When writing takes a backseat

I’ve been thinking about writing lately, particularly the skill involved and various writing styles and approaches to writing. It’s been talked about here on Engineer Blogs before. GEARS has talked about writing for labs and his particular preferences for the ritual of writing as well as writing proposals. And I’ve talked about technical writing before.

But I’m thinking today about more basic writing skills. As in natural spelling and grammar spells (which you know of course means I’ve just doomed myself to those sorts of mistakes in this post). How important are those kinds of skills to an engineer? I’ve seen plenty of engineers who lack these basic skills. Their handwritten notes often misspell the same word in several different ways within just a few sentences of one another. Their word documents often include homonyms and disjointed sentence fragments as well as run-on paragraphs.

Beyond these basics there also tends to be disagreement over how to convey an argument. I’ve had engineers argue that the wording of something was too technical and that it needed to be simplified: that even a manager who was formerly a high level engineer supposedly wouldn’t understand it. On the other hand, memos supposedly written by high intelligence individuals can come across as a spasmodic jumble of numbers and analyses rather than a coherent argument.

Getting everyone’s varying writing skills and styles to agree is no easy task. People can get very opinionated at what level of technical detail is appropriate. And criticizing an engineer’s spelling and grammar hardly ever seems relevant. It’s easy to argue that especially thanks to computers these skills are not even important to make one a good engineer. But for me it’s hard to watch them pass into irrelevance and sink below the importance of the technical aspect when good data is worth nothing if you can’t properly describe it and give it some background and significance.

(Photo from jjpacres)



I used to be one of those people who was really picky about grammar and spelling. I now remind myself, however, to look at the idea that is being written. A well organized mind will write well organized sentences, but it may not be able to handle details like grammar and spelling (especially in a situation where there may be dyslexia or another issue). However, when those issues are present in an incoherent mess of writing, I tend to be suspicious of their engineering skills, as well.

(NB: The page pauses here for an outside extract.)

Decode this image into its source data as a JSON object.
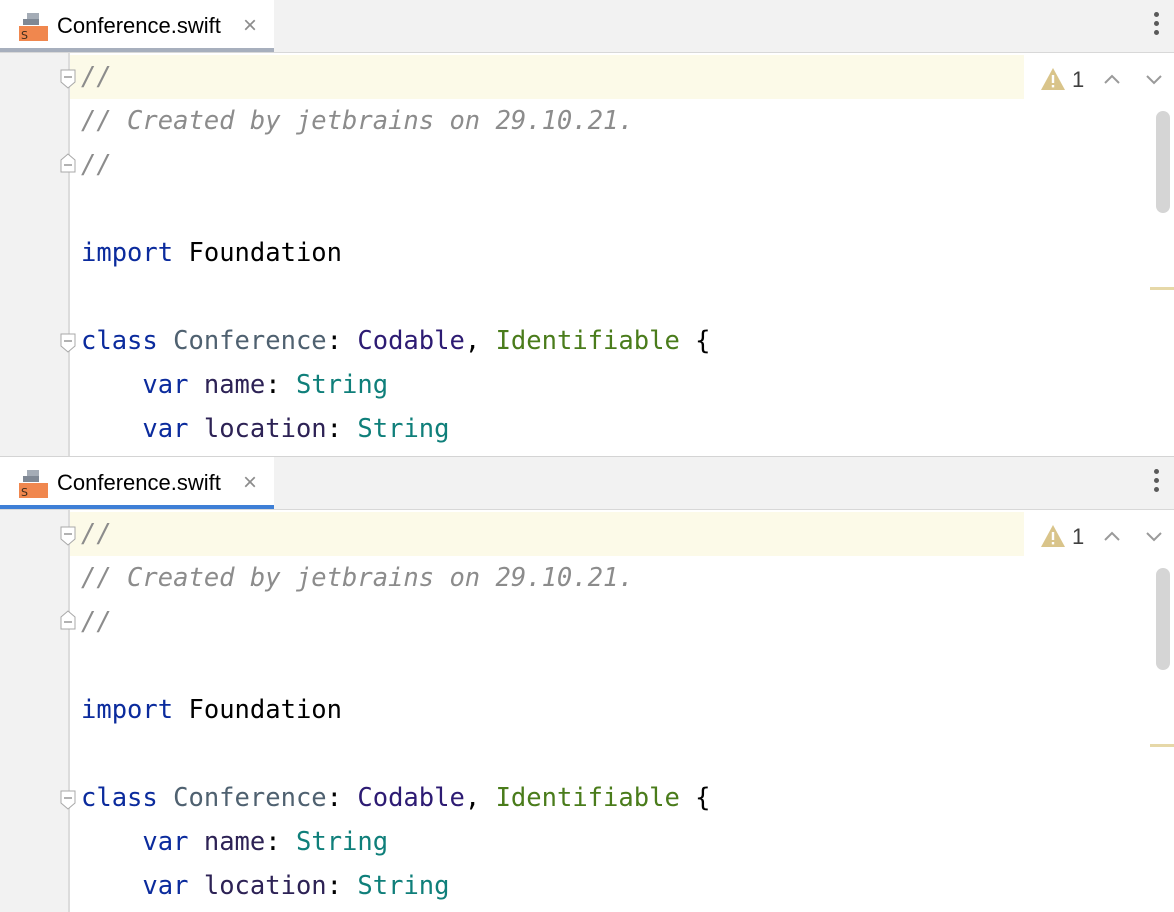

You can be a good engineer (eg competent, effective) without being a particularly good writer. However, it seems to me that as professionals, we don’t need to show our work as we did as students. Therefore, concise writing (as in: Giving a lot of information clearly and in a few words; brief but comprehensive) is very important.

One’s boss doesn’t really need to see the data; presumably they trust that one knows what one is doing. What the boss needs is a distillation of the information followed by analysis and recommendations.